The resulting shape was a tower, but also a spiral; motionless, yet spinning; solid, but light. And every surface was covered in dense markings that duplicated the I’iwa tattoos. Daniel hadn’t seen all of Morag’s ziggurats. But he’d seen the Taj Mahal, and the Sydney Opera House, and Chartres and Wat Arun and the Masjed-e Shah at Isfahan—and this was more beautiful than any of them.

Two I’iwa emerged from the ziggurat itself, on the lowest level. Then three emerged on the second, five on the third, and seven on the fourth. He couldn’t see clearly enough to count the groups farther up, but he didn’t need to: Morag Chen, Walking Wikipedia, knew the first hundred primes, all the way from two to 541. Another list!

“Thirty-seven on the top level,” she said. “That’s the twelfth prime. And the total of all those twelve is 197, which is the forty-fifth prime. They’re trying to do what Shul-hura imagined doing, and what Archimedes tried to do with the Antikythera Mechanism. Reverse-engineering the Architects! Giving back to ordinary people the power to fight them!”

“I wish Rosko could see this,” Daniel said.

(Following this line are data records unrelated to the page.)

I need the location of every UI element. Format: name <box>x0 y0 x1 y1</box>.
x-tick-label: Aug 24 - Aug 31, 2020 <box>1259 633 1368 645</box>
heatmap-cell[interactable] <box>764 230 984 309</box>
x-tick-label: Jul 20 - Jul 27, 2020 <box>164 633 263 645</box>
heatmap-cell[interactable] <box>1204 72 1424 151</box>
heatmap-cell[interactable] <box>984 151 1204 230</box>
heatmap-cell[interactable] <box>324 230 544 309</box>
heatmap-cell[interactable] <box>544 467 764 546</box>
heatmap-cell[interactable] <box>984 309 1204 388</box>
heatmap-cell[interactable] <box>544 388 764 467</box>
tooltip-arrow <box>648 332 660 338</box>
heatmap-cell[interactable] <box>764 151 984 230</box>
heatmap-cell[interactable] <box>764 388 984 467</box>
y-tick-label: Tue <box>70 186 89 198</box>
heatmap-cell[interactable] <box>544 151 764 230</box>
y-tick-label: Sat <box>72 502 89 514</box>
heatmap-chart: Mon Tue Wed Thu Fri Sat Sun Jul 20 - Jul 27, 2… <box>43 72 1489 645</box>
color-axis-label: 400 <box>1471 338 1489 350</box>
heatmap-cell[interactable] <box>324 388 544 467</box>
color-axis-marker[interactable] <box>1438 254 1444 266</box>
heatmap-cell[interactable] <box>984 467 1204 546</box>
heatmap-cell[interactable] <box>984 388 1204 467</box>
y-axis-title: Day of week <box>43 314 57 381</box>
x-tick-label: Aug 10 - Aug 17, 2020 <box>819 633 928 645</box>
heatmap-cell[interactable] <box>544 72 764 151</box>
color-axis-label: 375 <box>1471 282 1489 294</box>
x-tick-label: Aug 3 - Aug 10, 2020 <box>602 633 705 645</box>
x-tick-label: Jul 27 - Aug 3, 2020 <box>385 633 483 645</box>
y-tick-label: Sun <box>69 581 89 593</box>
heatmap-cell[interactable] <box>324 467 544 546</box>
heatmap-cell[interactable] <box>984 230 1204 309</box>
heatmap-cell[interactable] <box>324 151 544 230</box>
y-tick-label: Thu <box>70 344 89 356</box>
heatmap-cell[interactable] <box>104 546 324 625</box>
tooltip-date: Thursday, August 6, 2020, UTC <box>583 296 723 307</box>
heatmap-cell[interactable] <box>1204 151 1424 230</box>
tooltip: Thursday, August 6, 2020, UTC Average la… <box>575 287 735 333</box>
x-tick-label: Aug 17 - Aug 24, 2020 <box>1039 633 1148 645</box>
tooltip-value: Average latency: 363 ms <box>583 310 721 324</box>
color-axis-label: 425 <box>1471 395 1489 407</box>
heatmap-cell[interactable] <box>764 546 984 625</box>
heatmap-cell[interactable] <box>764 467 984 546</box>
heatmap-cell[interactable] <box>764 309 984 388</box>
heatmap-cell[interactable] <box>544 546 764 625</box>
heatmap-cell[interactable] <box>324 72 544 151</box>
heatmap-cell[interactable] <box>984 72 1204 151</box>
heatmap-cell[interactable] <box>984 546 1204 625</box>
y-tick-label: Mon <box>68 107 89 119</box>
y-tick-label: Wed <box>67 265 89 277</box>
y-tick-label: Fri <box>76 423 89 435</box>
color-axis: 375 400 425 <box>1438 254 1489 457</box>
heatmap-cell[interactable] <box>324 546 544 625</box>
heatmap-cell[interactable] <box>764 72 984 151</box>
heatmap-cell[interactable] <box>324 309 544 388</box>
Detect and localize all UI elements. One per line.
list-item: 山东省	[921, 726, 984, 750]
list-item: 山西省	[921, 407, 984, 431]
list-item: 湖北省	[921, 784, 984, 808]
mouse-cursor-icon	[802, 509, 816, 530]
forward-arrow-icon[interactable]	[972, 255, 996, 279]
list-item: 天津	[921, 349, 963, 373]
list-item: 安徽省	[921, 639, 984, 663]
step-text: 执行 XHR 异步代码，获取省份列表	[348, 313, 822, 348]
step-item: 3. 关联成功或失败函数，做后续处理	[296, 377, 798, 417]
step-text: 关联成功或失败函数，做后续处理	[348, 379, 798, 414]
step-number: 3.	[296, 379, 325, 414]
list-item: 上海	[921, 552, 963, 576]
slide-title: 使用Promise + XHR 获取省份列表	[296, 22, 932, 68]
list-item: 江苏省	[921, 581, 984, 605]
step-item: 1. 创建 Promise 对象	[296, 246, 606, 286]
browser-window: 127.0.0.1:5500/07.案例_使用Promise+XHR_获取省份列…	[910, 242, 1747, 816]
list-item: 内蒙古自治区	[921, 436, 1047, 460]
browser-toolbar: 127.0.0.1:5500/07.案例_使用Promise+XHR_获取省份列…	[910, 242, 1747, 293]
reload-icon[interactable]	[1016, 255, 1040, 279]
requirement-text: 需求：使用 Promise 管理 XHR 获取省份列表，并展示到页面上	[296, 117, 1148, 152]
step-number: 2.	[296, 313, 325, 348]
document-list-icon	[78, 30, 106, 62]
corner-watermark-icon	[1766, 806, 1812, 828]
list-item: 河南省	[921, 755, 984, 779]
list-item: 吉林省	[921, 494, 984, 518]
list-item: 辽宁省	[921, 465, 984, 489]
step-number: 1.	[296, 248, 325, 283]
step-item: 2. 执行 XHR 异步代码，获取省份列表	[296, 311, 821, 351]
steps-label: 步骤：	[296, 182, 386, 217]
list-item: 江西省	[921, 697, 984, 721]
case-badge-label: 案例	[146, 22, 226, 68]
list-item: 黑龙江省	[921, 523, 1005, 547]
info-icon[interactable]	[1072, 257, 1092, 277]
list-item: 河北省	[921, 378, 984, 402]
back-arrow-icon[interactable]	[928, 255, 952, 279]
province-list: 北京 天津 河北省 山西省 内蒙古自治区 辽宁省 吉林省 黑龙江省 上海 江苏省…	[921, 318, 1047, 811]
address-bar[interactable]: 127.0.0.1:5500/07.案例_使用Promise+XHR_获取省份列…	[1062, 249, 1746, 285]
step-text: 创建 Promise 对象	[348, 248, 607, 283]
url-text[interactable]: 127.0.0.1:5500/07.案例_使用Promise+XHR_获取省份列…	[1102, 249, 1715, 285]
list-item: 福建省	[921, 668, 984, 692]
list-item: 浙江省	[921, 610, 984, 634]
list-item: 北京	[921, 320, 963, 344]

“Aye. A computer made out of stone and people. A computer in which the creators of the software become part of the hardware. A computer that’s been running for tens of thousands of years, trying to find out how the Architects work.”

Stripe motioned for them to follow him farther along the gallery, which sloped down again. At the back of the chamber, a narrow rock bridge arced above the chamber floor, connecting the gallery directly to the ziggurat, or volcano, or computer at its second level. Not daring to look down, Daniel guided Morag across.